Too long to see what this article says

  • This section describes how to check the OOM.
  • Some useful commands help you observe heap, GC, etc. Jmap and jstat.
  • The cause, solution and review of the accident

1: Brief description of the accident

One evening at 21 o ‘clock, the business module (micro service) frequently timed out the RPC of the wechat module and received a large number of errors. Halfway through the process, I received the following alarm.The heap overflows. All the wechat module machines are down.

2: Start troubleshooting

Restart the machine immediately and ensure online service is available. Then download the heapdump.hprof file. Dump files need to be added at JVM startup time. Otherwise, you need to run the jmap command.

Because dump is a binary file, you need to use graphical tools for analysis. I use Eclipse Memory Analyzer.

Click on the leak suspects. Take a look at the possible memory leak spots.

I found that the Web container was creating a lot of linked instances and consuming a lot of memory. I immediately looked at the process GC using jstat -gcutil PID. FGC was triggered many times and yGC took a long time. It immediately occurs to me that many connections are still in the Keep Alive state and have not been returned to the pool, so new requests can only be made to establish a new connection object connection. Waiting connections are not collected by the garbage collector because they are still alive. This can result in a situation where the already created objects cannot be reclaimed and new connected objects are constantly being created. This uses up heap memory.

3: several useful commands to watch heap

You can use this command to see the GC status. Very important, because some frequent FGC can be processed in advance to avoid OOM.

You can use this command to look at the heap status directly.

jmap -heap pid
Copy the code

You can use this to look at objects on the heap.

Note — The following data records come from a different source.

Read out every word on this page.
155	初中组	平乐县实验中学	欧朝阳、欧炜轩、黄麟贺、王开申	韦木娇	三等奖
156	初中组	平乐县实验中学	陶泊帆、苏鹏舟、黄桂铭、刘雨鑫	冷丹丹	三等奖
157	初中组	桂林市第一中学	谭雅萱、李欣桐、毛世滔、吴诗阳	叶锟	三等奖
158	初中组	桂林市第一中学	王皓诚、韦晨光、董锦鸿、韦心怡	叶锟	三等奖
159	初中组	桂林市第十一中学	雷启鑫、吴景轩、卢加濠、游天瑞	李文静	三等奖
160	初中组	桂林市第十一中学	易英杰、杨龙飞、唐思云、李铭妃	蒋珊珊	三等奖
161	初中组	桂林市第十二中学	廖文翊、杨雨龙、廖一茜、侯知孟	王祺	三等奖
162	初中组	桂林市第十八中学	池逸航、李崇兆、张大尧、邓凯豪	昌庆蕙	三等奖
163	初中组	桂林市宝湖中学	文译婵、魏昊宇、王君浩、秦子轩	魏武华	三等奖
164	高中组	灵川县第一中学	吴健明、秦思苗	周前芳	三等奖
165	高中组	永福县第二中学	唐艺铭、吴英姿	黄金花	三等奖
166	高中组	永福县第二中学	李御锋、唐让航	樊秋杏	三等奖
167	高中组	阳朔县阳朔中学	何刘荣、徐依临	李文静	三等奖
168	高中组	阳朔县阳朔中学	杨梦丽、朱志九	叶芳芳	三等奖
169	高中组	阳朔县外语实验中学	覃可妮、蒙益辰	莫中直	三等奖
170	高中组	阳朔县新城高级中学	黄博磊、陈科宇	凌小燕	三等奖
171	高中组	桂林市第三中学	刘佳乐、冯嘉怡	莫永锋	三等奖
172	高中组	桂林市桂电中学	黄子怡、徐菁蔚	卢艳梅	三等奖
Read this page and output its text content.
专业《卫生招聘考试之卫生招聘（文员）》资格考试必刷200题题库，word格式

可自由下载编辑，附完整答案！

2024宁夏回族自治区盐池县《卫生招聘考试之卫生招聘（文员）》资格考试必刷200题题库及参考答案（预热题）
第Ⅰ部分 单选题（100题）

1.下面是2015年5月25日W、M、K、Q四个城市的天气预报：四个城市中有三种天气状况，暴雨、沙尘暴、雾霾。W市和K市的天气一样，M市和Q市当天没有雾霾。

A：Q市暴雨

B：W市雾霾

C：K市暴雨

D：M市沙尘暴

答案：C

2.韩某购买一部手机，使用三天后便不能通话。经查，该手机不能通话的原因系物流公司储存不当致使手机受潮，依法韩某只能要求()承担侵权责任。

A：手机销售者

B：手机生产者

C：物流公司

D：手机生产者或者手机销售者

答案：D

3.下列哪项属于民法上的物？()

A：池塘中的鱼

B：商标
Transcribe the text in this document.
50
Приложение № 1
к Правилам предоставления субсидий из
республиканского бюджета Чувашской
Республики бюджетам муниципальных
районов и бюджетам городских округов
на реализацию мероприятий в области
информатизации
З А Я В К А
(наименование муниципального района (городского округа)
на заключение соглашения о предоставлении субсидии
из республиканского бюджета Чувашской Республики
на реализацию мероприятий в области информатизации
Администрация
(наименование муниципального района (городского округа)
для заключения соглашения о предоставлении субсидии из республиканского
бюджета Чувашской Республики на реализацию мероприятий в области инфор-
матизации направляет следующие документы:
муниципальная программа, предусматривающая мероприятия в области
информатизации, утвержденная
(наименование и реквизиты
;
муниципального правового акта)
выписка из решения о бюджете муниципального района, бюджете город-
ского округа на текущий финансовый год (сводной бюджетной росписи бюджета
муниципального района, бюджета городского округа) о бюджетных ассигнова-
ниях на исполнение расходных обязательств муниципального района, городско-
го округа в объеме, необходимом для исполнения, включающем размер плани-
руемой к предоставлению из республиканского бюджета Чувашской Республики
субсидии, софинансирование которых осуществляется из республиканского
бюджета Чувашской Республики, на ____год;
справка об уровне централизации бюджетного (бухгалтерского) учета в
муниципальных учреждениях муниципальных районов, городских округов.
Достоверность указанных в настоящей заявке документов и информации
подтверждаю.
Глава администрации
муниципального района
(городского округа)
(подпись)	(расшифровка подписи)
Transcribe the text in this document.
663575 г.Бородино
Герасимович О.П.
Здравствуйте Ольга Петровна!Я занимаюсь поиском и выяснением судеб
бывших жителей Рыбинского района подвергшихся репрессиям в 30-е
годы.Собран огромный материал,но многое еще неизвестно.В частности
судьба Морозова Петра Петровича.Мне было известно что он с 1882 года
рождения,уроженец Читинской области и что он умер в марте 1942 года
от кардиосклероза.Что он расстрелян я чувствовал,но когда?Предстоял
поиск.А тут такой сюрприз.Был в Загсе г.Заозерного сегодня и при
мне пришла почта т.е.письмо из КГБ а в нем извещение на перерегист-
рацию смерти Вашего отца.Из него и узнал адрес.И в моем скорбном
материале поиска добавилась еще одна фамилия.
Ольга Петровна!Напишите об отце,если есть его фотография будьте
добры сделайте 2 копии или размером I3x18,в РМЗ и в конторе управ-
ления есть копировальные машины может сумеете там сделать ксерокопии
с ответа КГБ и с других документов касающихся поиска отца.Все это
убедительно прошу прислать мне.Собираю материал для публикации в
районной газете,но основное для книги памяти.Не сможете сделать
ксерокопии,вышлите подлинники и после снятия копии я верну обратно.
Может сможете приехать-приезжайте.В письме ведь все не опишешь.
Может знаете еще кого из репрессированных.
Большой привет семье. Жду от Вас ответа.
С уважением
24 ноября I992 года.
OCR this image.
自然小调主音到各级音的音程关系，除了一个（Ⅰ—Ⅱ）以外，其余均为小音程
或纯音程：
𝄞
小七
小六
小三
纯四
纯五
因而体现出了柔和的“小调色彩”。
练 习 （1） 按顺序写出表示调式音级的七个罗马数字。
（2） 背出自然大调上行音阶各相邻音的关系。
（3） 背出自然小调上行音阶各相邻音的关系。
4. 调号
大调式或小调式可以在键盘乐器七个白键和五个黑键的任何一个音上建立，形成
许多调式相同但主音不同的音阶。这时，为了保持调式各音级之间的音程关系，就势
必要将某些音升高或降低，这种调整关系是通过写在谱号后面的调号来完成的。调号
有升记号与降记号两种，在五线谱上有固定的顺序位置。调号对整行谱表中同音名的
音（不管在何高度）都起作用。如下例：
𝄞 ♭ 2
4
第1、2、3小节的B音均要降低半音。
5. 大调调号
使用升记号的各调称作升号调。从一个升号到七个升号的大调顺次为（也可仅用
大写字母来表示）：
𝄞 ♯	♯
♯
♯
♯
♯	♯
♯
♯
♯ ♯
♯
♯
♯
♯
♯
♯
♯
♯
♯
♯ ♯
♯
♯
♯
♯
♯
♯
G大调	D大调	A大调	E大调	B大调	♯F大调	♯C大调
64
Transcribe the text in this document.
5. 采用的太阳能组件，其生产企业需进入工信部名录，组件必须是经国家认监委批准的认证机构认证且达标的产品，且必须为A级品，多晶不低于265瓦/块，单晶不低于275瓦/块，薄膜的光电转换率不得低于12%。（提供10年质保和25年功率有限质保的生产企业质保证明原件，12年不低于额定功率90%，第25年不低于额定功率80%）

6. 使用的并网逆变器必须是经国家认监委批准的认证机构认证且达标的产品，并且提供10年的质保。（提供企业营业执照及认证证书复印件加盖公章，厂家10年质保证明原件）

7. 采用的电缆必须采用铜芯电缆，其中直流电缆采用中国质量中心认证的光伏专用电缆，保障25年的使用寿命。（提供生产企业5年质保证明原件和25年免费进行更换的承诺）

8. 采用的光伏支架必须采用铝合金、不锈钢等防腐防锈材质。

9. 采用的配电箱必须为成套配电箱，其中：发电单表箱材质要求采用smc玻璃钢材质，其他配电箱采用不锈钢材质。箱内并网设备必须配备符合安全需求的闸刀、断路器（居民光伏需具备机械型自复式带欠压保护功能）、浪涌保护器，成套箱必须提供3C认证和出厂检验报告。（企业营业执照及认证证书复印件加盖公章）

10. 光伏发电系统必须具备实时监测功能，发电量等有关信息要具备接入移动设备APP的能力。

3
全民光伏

jmap -histo:live pid | sort -k 2 -g -r| less
Copy the code

4:

Now that I have the idea, I just need to verify it. Looked at the before and after logs, basically locked down the crash site. First of all, there is a relatively large flow at 9 o ‘clock. The two machines received 18.2 million requests in about 1 minute. Most requests are this:

After sending the Template message, wechat server will push the event “Template Send Job Finish” to the developer server for processing. It’s kind of a bummer. If the request times out, wechat will send it again with each request.

In addition, in order to reply to wechat server SUCCESS as soon as possible. The code logic that handles callbacks uses asynchronous logic. The async annotation is spring’s default @async annotation. This annotation does not initialize its own thread pool is a sinkhole. @async is using a thread pool provided by SpringBoot. . This can cause tasks to pile up. The connection times out due to task accumulation.

To sum up, it is a natural disaster [sudden large-scale request] + man-made disaster [code writing problems].

5: Resolve and review

  • The optimized thread pool configuration injects its own configured thread pool
  • Server capacity expansion. Unconsciously, we have accumulated nearly 100W users, and wechat service is still only two machines. I added two more this time.

Seven or eight days later, after a couple of 10W level callbacks, the CPU was basically at 30util. The effect is obvious.